Photo via Shutterstock
By Bill Parry

Every day, an estimated 8,000 yellow taxis drive without passengers from garages in Queens and Brooklyn into Manhattan to begin their morning and evening shifts.

The drivers spend valuable time on the road with no earnings, while the city deals with another passenger-less vehicle on its clogged thoroughfares.

To solve this under-the-radar traffic issue, yellow taxi ride fares into Manhattan during the morning and evening rush will now be 50 percent off for outer borough commuters using Waave, a new app approved by the Taxi & Limousine Commission that enables New Yorkers to book a cab with an upfront price in the same way as other popular ride-hail services.

The permanent discount will be available during rush hours, from 6 a.m. to 10 a.m. and from 5 p.m. to 8 p.m. each day. The initiative began Nov. 15.

“We launched Waave to create a better quality of life for both New Yorkers and taxi drivers,” Waave CEO Daniel Iger said. “For the first time, taxi drivers won’t be forced to kick off their shifts with a rider-less multi-borough trip, commuters can get to Manhattan quickly and inexpensively, and we can all enjoy the benefits of less crowded streets and subways.”

Launched citywide in September, Waave is part of the Taxi and Limousine Commission’s upfront fares pilot program, aimed at helping taxis compete with ride-hailing apps.

The program was launched in the wake of studies showing that for-hire vehicles in New York City have surged from 50,000 in 2011 to nearly 130,000 in 2018, but are often without passengers for 70 to 80 percent of the day, slowing traffic to a crawl in many places and increasing carbon emissions.
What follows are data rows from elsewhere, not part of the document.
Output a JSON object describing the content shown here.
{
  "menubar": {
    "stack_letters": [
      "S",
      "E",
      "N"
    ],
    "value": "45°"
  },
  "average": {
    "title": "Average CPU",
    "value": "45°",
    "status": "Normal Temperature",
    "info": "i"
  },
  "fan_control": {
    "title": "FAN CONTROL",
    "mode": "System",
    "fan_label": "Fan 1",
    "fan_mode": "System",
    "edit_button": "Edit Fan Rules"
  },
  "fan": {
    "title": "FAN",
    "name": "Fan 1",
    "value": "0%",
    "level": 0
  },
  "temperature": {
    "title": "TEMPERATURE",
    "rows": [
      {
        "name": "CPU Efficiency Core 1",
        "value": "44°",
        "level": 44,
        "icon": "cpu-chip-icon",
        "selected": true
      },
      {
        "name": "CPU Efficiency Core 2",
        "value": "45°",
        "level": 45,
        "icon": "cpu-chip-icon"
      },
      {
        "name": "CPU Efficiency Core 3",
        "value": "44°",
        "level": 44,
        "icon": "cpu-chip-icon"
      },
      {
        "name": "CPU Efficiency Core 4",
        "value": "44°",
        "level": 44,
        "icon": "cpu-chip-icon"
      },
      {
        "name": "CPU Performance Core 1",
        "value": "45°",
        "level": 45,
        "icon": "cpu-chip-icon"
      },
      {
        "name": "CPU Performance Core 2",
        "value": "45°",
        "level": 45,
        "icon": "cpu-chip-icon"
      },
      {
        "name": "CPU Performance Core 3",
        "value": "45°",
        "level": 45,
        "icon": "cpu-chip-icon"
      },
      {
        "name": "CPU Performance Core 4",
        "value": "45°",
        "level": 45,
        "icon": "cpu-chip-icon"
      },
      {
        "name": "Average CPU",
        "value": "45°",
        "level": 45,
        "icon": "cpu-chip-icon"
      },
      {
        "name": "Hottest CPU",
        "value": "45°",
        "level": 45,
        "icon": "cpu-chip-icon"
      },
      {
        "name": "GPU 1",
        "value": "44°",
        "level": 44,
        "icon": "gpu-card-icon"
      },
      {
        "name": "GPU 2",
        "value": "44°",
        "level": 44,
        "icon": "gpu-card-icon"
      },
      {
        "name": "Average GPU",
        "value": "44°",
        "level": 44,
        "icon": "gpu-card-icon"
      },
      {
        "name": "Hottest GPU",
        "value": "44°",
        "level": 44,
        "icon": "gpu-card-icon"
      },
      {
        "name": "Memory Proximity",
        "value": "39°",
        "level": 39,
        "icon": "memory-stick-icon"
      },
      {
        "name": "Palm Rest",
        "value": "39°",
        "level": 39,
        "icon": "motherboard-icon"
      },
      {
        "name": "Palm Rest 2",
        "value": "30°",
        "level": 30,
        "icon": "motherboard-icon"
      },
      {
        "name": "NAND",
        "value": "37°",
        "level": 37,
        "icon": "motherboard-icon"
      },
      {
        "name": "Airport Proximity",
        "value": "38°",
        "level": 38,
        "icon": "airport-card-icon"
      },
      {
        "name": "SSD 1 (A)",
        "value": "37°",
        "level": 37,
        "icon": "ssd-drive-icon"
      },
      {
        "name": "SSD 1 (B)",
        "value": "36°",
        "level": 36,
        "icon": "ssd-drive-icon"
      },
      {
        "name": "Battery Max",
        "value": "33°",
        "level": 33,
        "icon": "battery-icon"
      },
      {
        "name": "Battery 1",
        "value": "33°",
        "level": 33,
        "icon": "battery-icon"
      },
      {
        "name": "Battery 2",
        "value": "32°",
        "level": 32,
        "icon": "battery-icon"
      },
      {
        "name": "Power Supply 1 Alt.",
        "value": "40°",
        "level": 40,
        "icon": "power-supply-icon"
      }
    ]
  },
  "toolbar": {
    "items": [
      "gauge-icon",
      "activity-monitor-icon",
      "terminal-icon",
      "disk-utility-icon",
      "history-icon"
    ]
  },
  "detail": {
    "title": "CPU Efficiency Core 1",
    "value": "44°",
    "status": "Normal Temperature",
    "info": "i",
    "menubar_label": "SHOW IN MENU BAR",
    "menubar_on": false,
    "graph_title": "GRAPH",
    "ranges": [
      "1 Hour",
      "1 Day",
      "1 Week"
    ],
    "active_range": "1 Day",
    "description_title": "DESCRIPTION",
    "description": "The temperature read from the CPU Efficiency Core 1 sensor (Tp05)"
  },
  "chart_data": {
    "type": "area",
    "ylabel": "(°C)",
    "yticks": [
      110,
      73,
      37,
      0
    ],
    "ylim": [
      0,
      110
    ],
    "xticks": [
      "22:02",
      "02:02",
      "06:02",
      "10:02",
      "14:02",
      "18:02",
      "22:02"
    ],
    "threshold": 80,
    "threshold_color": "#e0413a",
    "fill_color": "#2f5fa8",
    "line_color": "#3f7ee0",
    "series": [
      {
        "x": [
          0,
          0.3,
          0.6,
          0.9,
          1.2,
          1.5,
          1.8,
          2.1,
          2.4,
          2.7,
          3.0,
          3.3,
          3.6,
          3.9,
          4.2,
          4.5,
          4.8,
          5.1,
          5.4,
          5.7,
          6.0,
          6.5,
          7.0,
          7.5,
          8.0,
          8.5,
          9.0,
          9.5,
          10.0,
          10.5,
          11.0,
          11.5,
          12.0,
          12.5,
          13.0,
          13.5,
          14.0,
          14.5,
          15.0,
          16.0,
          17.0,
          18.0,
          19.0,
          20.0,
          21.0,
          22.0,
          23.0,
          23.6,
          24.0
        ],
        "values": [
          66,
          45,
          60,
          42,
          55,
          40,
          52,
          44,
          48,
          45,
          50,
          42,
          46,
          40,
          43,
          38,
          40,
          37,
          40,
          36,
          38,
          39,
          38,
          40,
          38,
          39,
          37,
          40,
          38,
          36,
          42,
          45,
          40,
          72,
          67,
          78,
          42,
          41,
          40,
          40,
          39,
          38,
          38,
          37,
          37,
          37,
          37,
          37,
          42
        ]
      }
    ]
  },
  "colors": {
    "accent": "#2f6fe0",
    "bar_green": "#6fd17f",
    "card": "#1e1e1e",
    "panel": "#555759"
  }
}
In August, New York City became the first major U.S. city to place limits on the volume of for-hire vehicles on city streets.

“This offers yet another smart way for taxi drivers to increase our ridership,” cab driver Augie Tang said. “It’s always been nearly impossible to pick up a hail before driving into Manhattan, but now we can finally connect with passengers during what was the least profitable portion of any taxi driver’s shift.”

Passengers and taxi drivers can download the Waave app and visit www.waave.co.

The app was created for New Yorkers by New Yorkers providing upfront fares, surge-free pricing and an estimated time of arrival before passengers hail a trip via their smartphone app.